What size walk-in cooler do I need for a funeral home?
Size a funeral home walk-in cooler by peak simultaneous occupancy — peak caseload times holding time, plus surge headroom — not the average month. This guide gives a simple sizing method and recommended sizes by funeral-home profile.
Short answer: size a walk-in by your peak caseload and how long cases stay — not your average month. A quick method: take your busiest month’s cases, divide by 30, multiply by your typical holding days, then add 50 to 100 percent headroom for surges. Most single-location funeral homes land on a 6x8 or 10x12 walk-in; high-volume and group operations move to 14x16 or larger.
The cooler you regret is the one sized to a normal week. Here is how to size for the weeks that actually test you.

What size walk-in cooler do I need for a funeral home?
Right-sizing comes down to how many bodies you must hold at the same time, at the same time of year, with room to spare. That peak simultaneous occupancy — not your annual call volume — is the number a walk-in has to satisfy.
Start with three numbers
- — Peak monthly cases: your busiest month in a normal year, not the average.
- — Typical holding days: how long a case usually stays before service, release, or transfer — see how long a body can stay in a mortuary cooler.
- — Surge factor: the cushion for a bad stretch — flu season, a multi-casualty event, or a run of unclaimed cases.
A simple sizing method
Estimate peak simultaneous occupancy like this: (peak monthly cases ÷ 30) × typical holding days. That gives the average number on hand during your busy month. Then add 50 to 100 percent headroom for surges and airflow. The result is the number of storage positions your cooler must hold — which you then translate into a size using racking. Because capacity is set by racking, not floor space, a smaller box with multi-tier racks can meet the same target as a larger empty room.
Recommended size by funeral-home profile
- — Small firm, lower volume: an upright cooler or a 6x8 walk-in. If a full walk-in is more than you need, a 3-body upright or 4-body upright may be the better fit.
- — Busy single location: a 10x12, racked for density and turnover. A roll-in cooler helps where cot transfers are frequent.
- — High-volume or shared facility: a 14x16, with racks sized to peak occupancy.
- — Group operator, hospital, or medical examiner: a 10x20 or 10x25, often paired with vault-style units for individually accessible cases.
Do not forget peaks, growth, and oversized cases
Three things quietly push you to the next size up:
- — Surges: the cooler must absorb your worst week, not your typical one.
- — Growth: size for where your call volume is heading over the next several years, not just today.
- — Bariatric and oversized cases: these consume more than one standard position, so plan dedicated extra-wide capacity rather than letting one case eat two slots.
Practical constraints: space, power, and airflow
Beyond the body count, confirm the room can host the unit: floor space and ceiling height for racking, electrical capacity for the refrigeration system, and condenser placement. Leave clearance for airflow so a busy cooler still holds 36 to 39°F — see what temperature a mortuary cooler should be and how cold a morgue cooler gets. Once installed, tie in walk-in monitoring, a temperature alarm, and a power-failure alert through the HALO smart monitoring system.
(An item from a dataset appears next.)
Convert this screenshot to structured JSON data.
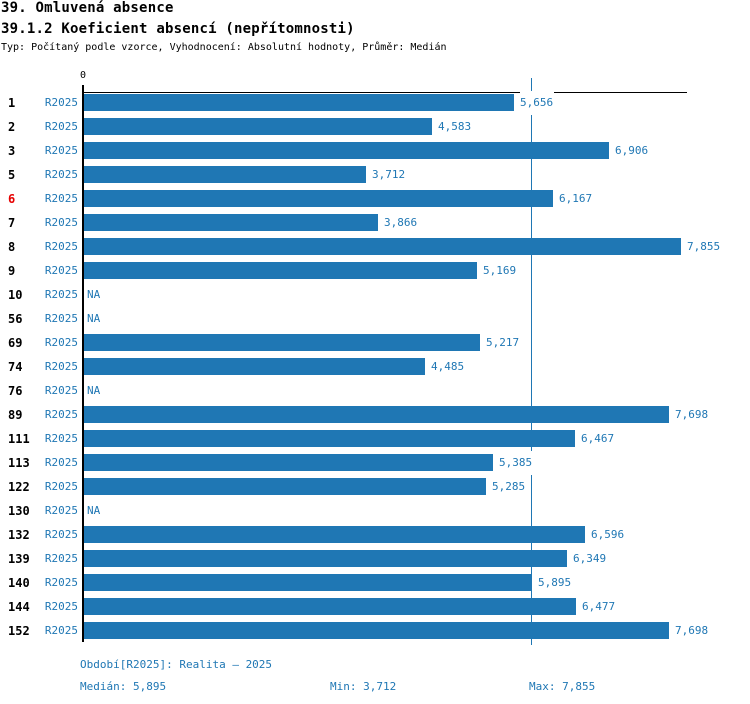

For loading and transfers, plan for quality first-call cots. More planning guidance lives in our knowledge base.
Frequently asked questions
What size walk-in cooler does a funeral home need?
Size to peak simultaneous occupancy: (peak monthly cases divided by 30) times typical holding days, plus 50 to 100 percent headroom. Most single locations land on a 6x8 or 10x12; high-volume operations use 14x16 or larger.
Should I size to my average or peak caseload?
Peak. A cooler sized to the average month overflows during surges. Size to your busiest expected period and add headroom.
Is a walk-in always better than upright coolers?
Not always. Lower-volume firms are often better served by upright coolers, which cost less and take less space. Walk-ins win on capacity and racked density.
How do I account for bariatric cases?
Plan dedicated extra-wide capacity. Oversized cases occupy more than one standard position, so building in extra-wide storage prevents one case from consuming two slots.